Leaders must be clear about what matters most. Otherwise, Bustin said that accountability will be an uphill battle, as values create a filter for decision-making.
When decisions get tough, as they often do when they reach the level of the CEO, Bustin said to remember that those values “are in place to help you make decisions that you don’t want to make.”
“That behavior then cascades down into the organization,” Bustin said. “Your job as the leader is to be very clear about what you stand for.”
2. Commit and Measure
Commitment to goals is essential for anyone looking to become more accountable, McMillan said.
Two essential questions lead to commitment, she said: What are you doing? And by when?
Whether a leader is asking these questions of themselves or an employee, they should keep asking until the questions are answered and a commitment is made.

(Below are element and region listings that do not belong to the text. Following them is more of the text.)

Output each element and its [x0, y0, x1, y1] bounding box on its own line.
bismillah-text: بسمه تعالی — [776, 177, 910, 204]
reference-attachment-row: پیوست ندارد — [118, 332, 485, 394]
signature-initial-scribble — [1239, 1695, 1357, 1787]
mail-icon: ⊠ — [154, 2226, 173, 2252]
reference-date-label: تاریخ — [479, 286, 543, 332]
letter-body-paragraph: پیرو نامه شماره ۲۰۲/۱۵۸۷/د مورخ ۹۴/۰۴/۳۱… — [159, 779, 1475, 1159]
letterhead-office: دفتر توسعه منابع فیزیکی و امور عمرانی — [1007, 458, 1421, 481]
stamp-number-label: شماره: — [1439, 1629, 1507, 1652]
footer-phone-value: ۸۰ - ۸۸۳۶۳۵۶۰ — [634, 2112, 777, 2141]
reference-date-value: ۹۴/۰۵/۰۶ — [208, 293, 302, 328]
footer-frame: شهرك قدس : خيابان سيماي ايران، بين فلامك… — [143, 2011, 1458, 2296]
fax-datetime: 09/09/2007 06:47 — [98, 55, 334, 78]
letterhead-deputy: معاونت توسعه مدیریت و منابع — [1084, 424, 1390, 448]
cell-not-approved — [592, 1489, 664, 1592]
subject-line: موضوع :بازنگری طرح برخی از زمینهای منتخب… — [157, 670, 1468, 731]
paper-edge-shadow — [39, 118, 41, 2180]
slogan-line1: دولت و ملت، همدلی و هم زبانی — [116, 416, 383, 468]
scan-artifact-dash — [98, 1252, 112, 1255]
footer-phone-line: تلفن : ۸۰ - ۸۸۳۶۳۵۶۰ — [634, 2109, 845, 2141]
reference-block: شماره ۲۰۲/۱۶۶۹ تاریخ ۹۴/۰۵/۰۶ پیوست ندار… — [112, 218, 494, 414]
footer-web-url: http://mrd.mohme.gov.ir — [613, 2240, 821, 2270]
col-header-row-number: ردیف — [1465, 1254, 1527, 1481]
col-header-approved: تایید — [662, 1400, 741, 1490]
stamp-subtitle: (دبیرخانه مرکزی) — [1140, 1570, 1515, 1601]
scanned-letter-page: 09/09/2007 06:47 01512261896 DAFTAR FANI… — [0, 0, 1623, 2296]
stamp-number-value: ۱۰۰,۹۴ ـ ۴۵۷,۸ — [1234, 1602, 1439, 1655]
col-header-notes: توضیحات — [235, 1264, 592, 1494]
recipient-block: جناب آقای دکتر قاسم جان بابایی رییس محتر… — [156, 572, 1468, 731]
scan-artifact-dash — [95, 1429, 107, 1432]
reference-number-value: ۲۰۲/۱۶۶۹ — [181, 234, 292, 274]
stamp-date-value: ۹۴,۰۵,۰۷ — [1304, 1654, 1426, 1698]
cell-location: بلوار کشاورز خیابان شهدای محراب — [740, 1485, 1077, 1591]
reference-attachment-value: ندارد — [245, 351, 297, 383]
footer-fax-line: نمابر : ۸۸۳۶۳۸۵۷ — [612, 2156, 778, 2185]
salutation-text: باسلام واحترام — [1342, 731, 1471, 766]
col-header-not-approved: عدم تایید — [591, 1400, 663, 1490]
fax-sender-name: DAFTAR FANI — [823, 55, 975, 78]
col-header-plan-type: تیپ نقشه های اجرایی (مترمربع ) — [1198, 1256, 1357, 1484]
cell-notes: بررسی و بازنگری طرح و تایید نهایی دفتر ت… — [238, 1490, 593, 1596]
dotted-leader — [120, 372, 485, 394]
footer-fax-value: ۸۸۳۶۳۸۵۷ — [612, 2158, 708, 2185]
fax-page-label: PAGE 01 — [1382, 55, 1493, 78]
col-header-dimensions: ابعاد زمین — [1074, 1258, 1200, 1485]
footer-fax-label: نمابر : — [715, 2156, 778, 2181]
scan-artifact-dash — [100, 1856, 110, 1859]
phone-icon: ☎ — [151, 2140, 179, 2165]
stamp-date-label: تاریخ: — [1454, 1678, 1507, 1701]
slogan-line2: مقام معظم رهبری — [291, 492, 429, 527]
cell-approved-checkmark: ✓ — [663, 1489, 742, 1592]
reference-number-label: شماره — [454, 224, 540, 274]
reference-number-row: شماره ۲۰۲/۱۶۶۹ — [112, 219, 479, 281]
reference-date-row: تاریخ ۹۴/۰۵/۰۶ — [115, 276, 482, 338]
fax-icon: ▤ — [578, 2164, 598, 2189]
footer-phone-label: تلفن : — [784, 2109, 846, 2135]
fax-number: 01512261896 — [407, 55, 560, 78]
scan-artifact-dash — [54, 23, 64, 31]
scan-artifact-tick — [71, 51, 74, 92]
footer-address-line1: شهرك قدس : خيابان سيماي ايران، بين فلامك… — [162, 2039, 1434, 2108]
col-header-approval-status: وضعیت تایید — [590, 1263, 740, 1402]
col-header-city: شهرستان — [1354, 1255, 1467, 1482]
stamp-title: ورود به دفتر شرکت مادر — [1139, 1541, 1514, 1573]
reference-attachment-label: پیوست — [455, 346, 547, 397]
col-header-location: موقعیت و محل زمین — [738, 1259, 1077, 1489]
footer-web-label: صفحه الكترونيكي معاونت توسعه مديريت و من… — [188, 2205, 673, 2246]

Goals should be SMART, Bustin and McMillan agree. That means the goals should be: Specific, Measurable, Achievable, Relevant, and Time-bound.
And goals should be captured. There are plenty of electronic programs where leaders can write their goals and track their progress, including Lifetick, Trello, and Goalscape. Old-school leaders may prefer post-it notes, a whiteboard or a sheet of paper.
If leaders aren’t staying accountable — or if there’s an employee who isn’t staying accountable — McMillan said the first course of action is to get curious about why.
This should be a gentle curiosity: “Why is staying accountable to this difficult for me?” rather than “Why do I keep messing this up?”
3. Join a Group of Peers
Some executives can hold themselves accountable without a support system, but Bustin said that takes a lot of discipline and honesty.
Even those executives who can hold themselves accountable will likely find great benefits by joining a group of peers who will help them stay accountable.
“It’s great having people there to encourage you and to ask questions,” Bustin said. “Maybe there’re questions you’ve thought about, but when you hear them coming out of somebody else’s mouth, they take on a different level of importance.”
Any executive who joins a group to improve their leadership accountability can only rely on the group for support, not action. This means staying honest with oneself and one’s group when the goal stagnates or when the actions being taken aren’t working.
This process requires humility, honesty and being willing to do something different if a goal stagnates. But even these moments are valuable, Bustin said. Whether the goal is being met or stagnating, the leader is staying in touch with reality and thereby staying accountable.
“It’s about figuring out what’s going on, what’s important to you,” Bustin said. “What has worked in the process? What hasn’t worked? Accountability is a conversation.”